While the roots of the organisation are founded in Methodism, a significant change came about in 1977 when the Methodist Church of Australasia, the Presbyterian Church of Australia and the Congregational Union of Australia, combined to become the Uniting Church.

The church was also a presence in the wider community with the property a venue for a Citizens Day Centre, recovery group, play group, ballet and dancing classes, marriage and family counselling, through its ministry and discussion groups. A youth group, women’s groups and a couple’s club were all part of the circuit’s ongoing program.

One of Gunnedah’s most loved general practitioners, Dr Donald Barr, was an organist at the Uniting Church for 25 years. Dr Barr and his wife Joan raised two children, Ian and Susan and after his retirement in February 1986, the couple moved to Sydney, where Dr Barr died three years later at the Alders Gate Nursing Home in Leichhardt.

Gunnedah’s Uniting Church as seen today at the corner of Abbott and Bloomfield streets.

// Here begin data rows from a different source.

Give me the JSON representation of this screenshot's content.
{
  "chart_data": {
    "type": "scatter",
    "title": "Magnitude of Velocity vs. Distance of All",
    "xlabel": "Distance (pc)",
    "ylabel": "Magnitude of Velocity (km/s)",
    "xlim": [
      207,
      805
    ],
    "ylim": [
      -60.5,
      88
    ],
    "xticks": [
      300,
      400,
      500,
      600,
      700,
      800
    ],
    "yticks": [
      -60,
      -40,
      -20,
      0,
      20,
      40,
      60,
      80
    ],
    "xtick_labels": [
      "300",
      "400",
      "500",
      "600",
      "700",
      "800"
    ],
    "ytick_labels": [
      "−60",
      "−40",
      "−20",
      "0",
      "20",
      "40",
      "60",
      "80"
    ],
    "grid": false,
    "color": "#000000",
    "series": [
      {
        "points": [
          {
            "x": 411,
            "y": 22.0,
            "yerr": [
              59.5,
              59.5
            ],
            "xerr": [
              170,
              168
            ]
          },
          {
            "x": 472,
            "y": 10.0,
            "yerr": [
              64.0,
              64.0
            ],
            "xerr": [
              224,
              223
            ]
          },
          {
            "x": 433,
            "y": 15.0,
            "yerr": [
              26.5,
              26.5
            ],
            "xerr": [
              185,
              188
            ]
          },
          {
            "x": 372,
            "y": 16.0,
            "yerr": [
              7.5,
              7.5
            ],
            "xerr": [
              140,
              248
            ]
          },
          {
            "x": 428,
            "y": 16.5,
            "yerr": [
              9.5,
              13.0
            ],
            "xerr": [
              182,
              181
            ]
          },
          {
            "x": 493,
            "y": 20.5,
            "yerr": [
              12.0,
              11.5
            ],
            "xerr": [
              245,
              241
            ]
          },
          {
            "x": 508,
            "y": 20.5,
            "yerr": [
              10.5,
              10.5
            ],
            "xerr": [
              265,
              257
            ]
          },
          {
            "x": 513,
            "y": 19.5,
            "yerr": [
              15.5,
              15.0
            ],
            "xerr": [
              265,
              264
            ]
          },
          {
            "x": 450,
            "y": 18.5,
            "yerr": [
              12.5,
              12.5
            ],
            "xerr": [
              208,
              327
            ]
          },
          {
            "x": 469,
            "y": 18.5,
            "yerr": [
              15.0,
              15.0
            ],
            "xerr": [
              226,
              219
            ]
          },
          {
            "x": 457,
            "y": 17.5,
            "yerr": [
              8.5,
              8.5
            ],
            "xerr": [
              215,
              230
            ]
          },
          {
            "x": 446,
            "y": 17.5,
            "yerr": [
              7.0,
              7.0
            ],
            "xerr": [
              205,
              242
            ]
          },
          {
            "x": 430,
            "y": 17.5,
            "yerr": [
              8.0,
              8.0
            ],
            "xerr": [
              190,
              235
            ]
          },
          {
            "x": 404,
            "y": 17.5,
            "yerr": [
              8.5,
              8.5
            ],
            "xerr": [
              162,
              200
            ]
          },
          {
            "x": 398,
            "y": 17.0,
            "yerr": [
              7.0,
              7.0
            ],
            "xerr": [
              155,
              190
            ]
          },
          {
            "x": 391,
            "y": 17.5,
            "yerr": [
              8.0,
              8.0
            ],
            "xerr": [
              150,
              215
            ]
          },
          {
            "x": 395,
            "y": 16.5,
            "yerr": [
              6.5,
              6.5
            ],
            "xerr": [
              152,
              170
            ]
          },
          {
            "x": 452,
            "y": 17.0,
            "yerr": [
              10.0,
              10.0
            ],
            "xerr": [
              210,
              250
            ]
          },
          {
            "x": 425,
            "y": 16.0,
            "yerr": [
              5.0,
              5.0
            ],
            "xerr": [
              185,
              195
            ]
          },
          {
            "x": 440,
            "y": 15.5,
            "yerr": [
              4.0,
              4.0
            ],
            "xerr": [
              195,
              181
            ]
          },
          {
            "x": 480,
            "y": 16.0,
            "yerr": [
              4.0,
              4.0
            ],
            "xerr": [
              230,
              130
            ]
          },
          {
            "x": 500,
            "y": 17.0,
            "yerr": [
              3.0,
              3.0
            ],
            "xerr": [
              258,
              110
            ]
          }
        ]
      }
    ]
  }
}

On April 5 last year, Gunnedah Uniting Church was filled to overflowing for the final farewell of their much-loved pastor, Mere Lightfoot with the thanksgiving service conducted by Rev Simon Hansford. A woman of great faith, Mere felt the call to join the mission field for the church after a suggestion from half-time supply pastor Rev Jim Furze. He was convinced that she had the gifts and attributes to explore a role in ministry and after discussions with church leaders about the sacrifices that this life entailed, Mere spent 18 months in Vanuatu where she found something in herself and it wasn’t long before she enrolled in Bible College doing her studies by remote learning.

After returning from Vanuatu, Mere carried out several jobs, but as her faith journey continued at the Uniting Church in Gunnedah. She had grown and matured into the role of pastor and this led to her involvement with many of the wider Uniting Church family, known as Presbytery and Synod, where she accepted the role of chairperson of the Pastoral Relations Committee.

Mere reached out to the Curlewis congregation when required and brought the Liverpool congregations together on a regular basis with a service and lunch in the Breeza Hall. She was also involved in community engagement, with her school chaplaincy role at Mullaley Public School, and a chaplaincy role as part of Gunnedah Shire Council’s sister city trip to Tonga.

When Mere was diagnosed with an aggressive form of cancer three weeks before her death, her great faith allowed her to accept her fate and she died on March 27.

The Uniting Church parish had loved and lost another inspirational pastor who had carried on the foundations set down by her predecessors over the previous 147 years.

Further information about the Uniting Church Gunnedah is available at the Gunnedah Water Tower Museum.

The first Methodist Church in Abbott Street, Gunnedah, with the Circuit Rider board over the door.